Miyamoto blames Wii U launch software delays on Nintendo's leap to next-gen
"Any time you have a big jump in the hardware technology it certainly takes the teams time."
Nintendo's top designer Shigeru Miyamoto has explained that its developers struggled with the hardware leap from Wii to Wii U, and that's why some of the console's initial software line-up has been a long time coming.
The Wii U launched with New Super Mario Bros. U and mini-game collection Nintendo Land, but other 'launch window' titles such as Pikmin 3, Game & Wario and The Wonderful 101 have yet to arrive.
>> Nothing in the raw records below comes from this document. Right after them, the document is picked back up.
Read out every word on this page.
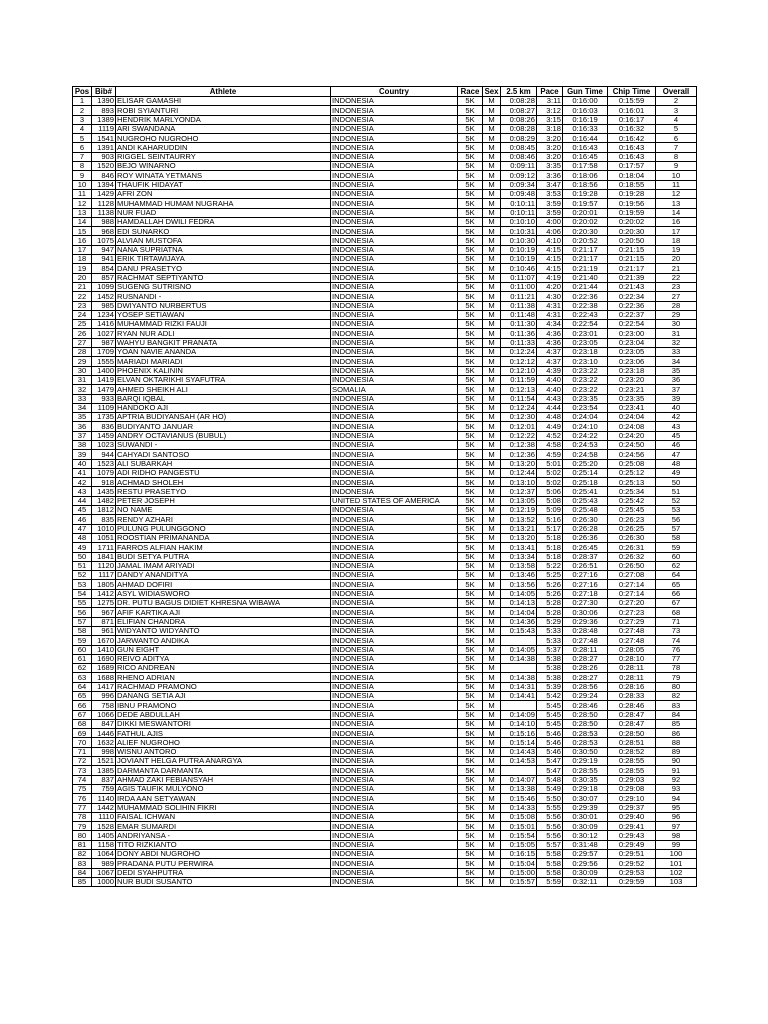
Pos	Bib#	Athlete	Country	Race	Sex	2.5 km	Pace	Gun Time	Chip Time	Overall
1	1390	ELISAR GAMASHI	INDONESIA	5K	M	0:08:28	3:11	0:16:00	0:15:59	2
2	893	ROBI SYIANTURI	INDONESIA	5K	M	0:08:27	3:12	0:16:03	0:16:01	3
3	1389	HENDRIK MARLYONDA	INDONESIA	5K	M	0:08:26	3:15	0:16:19	0:16:17	4
4	1119	ARI SWANDANA	INDONESIA	5K	M	0:08:28	3:18	0:16:33	0:16:32	5
5	1541	NUGROHO NUGROHO	INDONESIA	5K	M	0:08:29	3:20	0:16:44	0:16:42	6
6	1391	ANDI KAHARUDDIN	INDONESIA	5K	M	0:08:45	3:20	0:16:43	0:16:43	7
7	903	RIGGEL SEINTAURRY	INDONESIA	5K	M	0:08:46	3:20	0:16:45	0:16:43	8
8	1520	BEJO WINARNO	INDONESIA	5K	M	0:09:11	3:35	0:17:58	0:17:57	9
9	846	ROY WINATA YETMANS	INDONESIA	5K	M	0:09:12	3:36	0:18:06	0:18:04	10
10	1394	THAUFIK HIDAYAT	INDONESIA	5K	M	0:09:34	3:47	0:18:56	0:18:55	11
11	1429	AFRI ZON	INDONESIA	5K	M	0:09:48	3:53	0:19:28	0:19:28	12
12	1128	MUHAMMAD HUMAM NUGRAHA	INDONESIA	5K	M	0:10:11	3:59	0:19:57	0:19:56	13
13	1138	NUR FUAD	INDONESIA	5K	M	0:10:11	3:59	0:20:01	0:19:59	14
14	988	HAMDALLAH DWILI FEDRA	INDONESIA	5K	M	0:10:10	4:00	0:20:02	0:20:02	16
15	968	EDI SUNARKO	INDONESIA	5K	M	0:10:31	4:06	0:20:30	0:20:30	17
16	1075	ALVIAN MUSTOFA	INDONESIA	5K	M	0:10:30	4:10	0:20:52	0:20:50	18
17	947	NANA SUPRIATNA	INDONESIA	5K	M	0:10:19	4:15	0:21:17	0:21:15	19
18	941	ERIK TIRTAWIJAYA	INDONESIA	5K	M	0:10:19	4:15	0:21:17	0:21:15	20
19	854	DANU PRASETYO	INDONESIA	5K	M	0:10:46	4:15	0:21:19	0:21:17	21
20	857	RACHMAT SEPTIYANTO	INDONESIA	5K	M	0:11:07	4:19	0:21:40	0:21:39	22
21	1099	SUGENG SUTRISNO	INDONESIA	5K	M	0:11:00	4:20	0:21:44	0:21:43	23
22	1452	RUSNANDI -	INDONESIA	5K	M	0:11:21	4:30	0:22:36	0:22:34	27
23	985	DWIYANTO NURBERTUS	INDONESIA	5K	M	0:11:38	4:31	0:22:38	0:22:36	28
24	1234	YOSEP SETIAWAN	INDONESIA	5K	M	0:11:48	4:31	0:22:43	0:22:37	29
25	1416	MUHAMMAD RIZKI FAUJI	INDONESIA	5K	M	0:11:30	4:34	0:22:54	0:22:54	30
26	1027	RYAN NUR ADLI	INDONESIA	5K	M	0:11:36	4:36	0:23:01	0:23:00	31
27	987	WAHYU BANGKIT PRANATA	INDONESIA	5K	M	0:11:33	4:36	0:23:05	0:23:04	32
28	1709	YOAN NAVIE ANANDA	INDONESIA	5K	M	0:12:24	4:37	0:23:18	0:23:05	33
29	1555	MARIADI MARIADI	INDONESIA	5K	M	0:12:12	4:37	0:23:10	0:23:06	34
30	1400	PHOENIX KALININ	INDONESIA	5K	M	0:12:10	4:39	0:23:22	0:23:18	35
31	1419	ELVAN OKTARIKHI SYAFUTRA	INDONESIA	5K	M	0:11:59	4:40	0:23:22	0:23:20	36
32	1479	AHMED SHEIKH ALI	SOMALIA	5K	M	0:12:13	4:40	0:23:22	0:23:21	37
33	933	BARQI IQBAL	INDONESIA	5K	M	0:11:54	4:43	0:23:35	0:23:35	39
34	1109	HANDOKO AJI	INDONESIA	5K	M	0:12:24	4:44	0:23:54	0:23:41	40
35	1735	APTRIA BUDIYANSAH (AR HO)	INDONESIA	5K	M	0:12:30	4:48	0:24:04	0:24:04	42
36	836	BUDIYANTO JANUAR	INDONESIA	5K	M	0:12:01	4:49	0:24:10	0:24:08	43
37	1459	ANDRY OCTAVIANUS (BUBUL)	INDONESIA	5K	M	0:12:22	4:52	0:24:22	0:24:20	45
38	1023	SUWANDI -	INDONESIA	5K	M	0:12:38	4:58	0:24:53	0:24:50	46
39	944	CAHYADI SANTOSO	INDONESIA	5K	M	0:12:36	4:59	0:24:58	0:24:56	47
40	1523	ALI SUBARKAH	INDONESIA	5K	M	0:13:20	5:01	0:25:20	0:25:08	48
41	1079	ADI RIDHO PANGESTU	INDONESIA	5K	M	0:12:44	5:02	0:25:14	0:25:12	49
42	918	ACHMAD SHOLEH	INDONESIA	5K	M	0:13:10	5:02	0:25:18	0:25:13	50
43	1435	RESTU PRASETYO	INDONESIA	5K	M	0:12:37	5:06	0:25:41	0:25:34	51
44	1482	PETER JOSEPH	UNITED STATES OF AMERICA	5K	M	0:13:05	5:08	0:25:43	0:25:42	52
45	1812	NO NAME	INDONESIA	5K	M	0:12:19	5:09	0:25:48	0:25:45	53
46	835	RENDY AZHARI	INDONESIA	5K	M	0:13:52	5:16	0:26:30	0:26:23	56
47	1010	PULUNG PULUNGGONO	INDONESIA	5K	M	0:13:21	5:17	0:26:28	0:26:25	57
48	1051	ROOSTIAN PRIMANANDA	INDONESIA	5K	M	0:13:20	5:18	0:26:36	0:26:30	58
49	1711	FARROS ALFIAN HAKIM	INDONESIA	5K	M	0:13:41	5:18	0:26:45	0:26:31	59
50	1841	BUDI SETYA PUTRA	INDONESIA	5K	M	0:13:34	5:18	0:28:37	0:26:32	60
51	1120	JAMAL IMAM ARIYADI	INDONESIA	5K	M	0:13:58	5:22	0:26:51	0:26:50	62
52	1117	DANDY ANANDITYA	INDONESIA	5K	M	0:13:46	5:25	0:27:16	0:27:08	64
53	1805	AHMAD DOFIRI	INDONESIA	5K	M	0:13:56	5:26	0:27:16	0:27:14	65
54	1412	ASYL WIDIASWORO	INDONESIA	5K	M	0:14:05	5:26	0:27:18	0:27:14	66
55	1275	DR. PUTU BAGUS DIDIET KHRESNA WIBAWA	INDONESIA	5K	M	0:14:13	5:28	0:27:30	0:27:20	67
56	967	AFIF KARTIKA AJI	INDONESIA	5K	M	0:14:04	5:28	0:30:06	0:27:23	68
57	871	ELIFIAN CHANDRA	INDONESIA	5K	M	0:14:36	5:29	0:29:36	0:27:29	71
58	961	WIDYANTO WIDYANTO	INDONESIA	5K	M	0:15:43	5:33	0:28:48	0:27:48	73
59	1670	JARWANTO ANDIKA	INDONESIA	5K	M		5:33	0:27:48	0:27:48	74
60	1410	GUN EIGHT	INDONESIA	5K	M	0:14:05	5:37	0:28:11	0:28:05	76
61	1690	REIVO ADITYA	INDONESIA	5K	M	0:14:38	5:38	0:28:27	0:28:10	77
62	1689	RICO ANDREAN	INDONESIA	5K	M		5:38	0:28:26	0:28:11	78
63	1688	RHENO ADRIAN	INDONESIA	5K	M	0:14:38	5:38	0:28:27	0:28:11	79
64	1417	RACHMAD PRAMONO	INDONESIA	5K	M	0:14:31	5:39	0:28:56	0:28:16	80
65	996	DANANG SETIA AJI	INDONESIA	5K	M	0:14:41	5:42	0:29:24	0:28:33	82
66	758	IBNU PRAMONO	INDONESIA	5K	M		5:45	0:28:46	0:28:46	83
67	1066	DEDE ABDULLAH	INDONESIA	5K	M	0:14:09	5:45	0:28:50	0:28:47	84
68	847	DIKKI MESWANTORI	INDONESIA	5K	M	0:14:10	5:45	0:28:50	0:28:47	85
69	1446	FATHUL AJIS	INDONESIA	5K	M	0:15:16	5:46	0:28:53	0:28:50	86
70	1632	ALIEF NUGROHO	INDONESIA	5K	M	0:15:14	5:46	0:28:53	0:28:51	88
71	998	WISNU ANTORO	INDONESIA	5K	M	0:14:43	5:46	0:30:50	0:28:52	89
72	1521	JOVIANT HELGA PUTRA ANARGYA	INDONESIA	5K	M	0:14:53	5:47	0:29:19	0:28:55	90
73	1385	DARMANTA DARMANTA	INDONESIA	5K	M		5:47	0:28:55	0:28:55	91
74	837	AHMAD ZAKI FEBIANSYAH	INDONESIA	5K	M	0:14:07	5:48	0:30:35	0:29:03	92
75	759	AGIS TAUFIK MULYONO	INDONESIA	5K	M	0:13:38	5:49	0:29:18	0:29:08	93
76	1140	IRDA AAN SETYAWAN	INDONESIA	5K	M	0:15:46	5:50	0:30:07	0:29:10	94
77	1442	MUHAMMAD SOLIHIN FIKRI	INDONESIA	5K	M	0:14:33	5:55	0:29:39	0:29:37	95
78	1110	FAISAL ICHWAN	INDONESIA	5K	M	0:15:08	5:56	0:30:01	0:29:40	96
79	1528	EMAR SUMARDI	INDONESIA	5K	M	0:15:01	5:56	0:30:09	0:29:41	97
80	1405	ANDRIYANSA -	INDONESIA	5K	M	0:15:54	5:56	0:30:12	0:29:43	98
81	1158	TITO RIZKIANTO	INDONESIA	5K	M	0:15:05	5:57	0:31:48	0:29:49	99
82	1064	DONY ABDI NUGROHO	INDONESIA	5K	M	0:16:15	5:58	0:29:57	0:29:51	100
83	989	PRADANA PUTU PERWIRA	INDONESIA	5K	M	0:15:04	5:58	0:29:56	0:29:52	101
84	1067	DEDI SYAHPUTRA	INDONESIA	5K	M	0:15:00	5:58	0:30:09	0:29:53	102
85	1000	NUR BUDI SUSANTO	INDONESIA	5K	M	0:15:57	5:59	0:32:11	0:29:59	103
It's especially surprising as The Legend of Zelda: Skyward Sword was Nintendo's only blockbuster Wii release in the last two years of that console's life.
"Any time you have a big jump in the hardware technology it certainly takes the teams time to learn that and adjust their development environment in order to adapt to those big changes," Miaymoto told GamesIndustry International.
One answer to this would be simply hiring more staff, but Miyamoto explained that this was not as straightforward a solution as it sounded.
"If you speak in terms of simple maths you could say that Nintendo should just multiply its development team staff by four times and then everything would be fine, but unfortunately things aren't quite that easy.
"Our focus is always on delivering the highest quality content, and simply increasing the development team size isn't going to allow you to achieve the level of quality that we strive for. You really have to kind of bring those people up gradually and help teach them how to develop games in order to achieve that consistent quality level."
The 3DS also suffered from a lack of hit first-party games soon after launch. It lead to the console's early price-drop and promise of a 3D Mario and Mario Kart the following Christmas.
For Wii U, its price has already been discounted at some UK retailers by as much as £100, and a 3D Mario is due for December. Mario Kart 8, however, won't arrive until next spring.
The parallels are there, Miyamoto admitted, but were merely "coincidental".
"It's a little bit coincidental in that the hardware jump from DS to 3DS was quite big in terms of the difference between those two [platforms] and it just so happens that that same scale of jump happened from Wii to Wii U, consecutively with those two pieces of hardware," he concluded.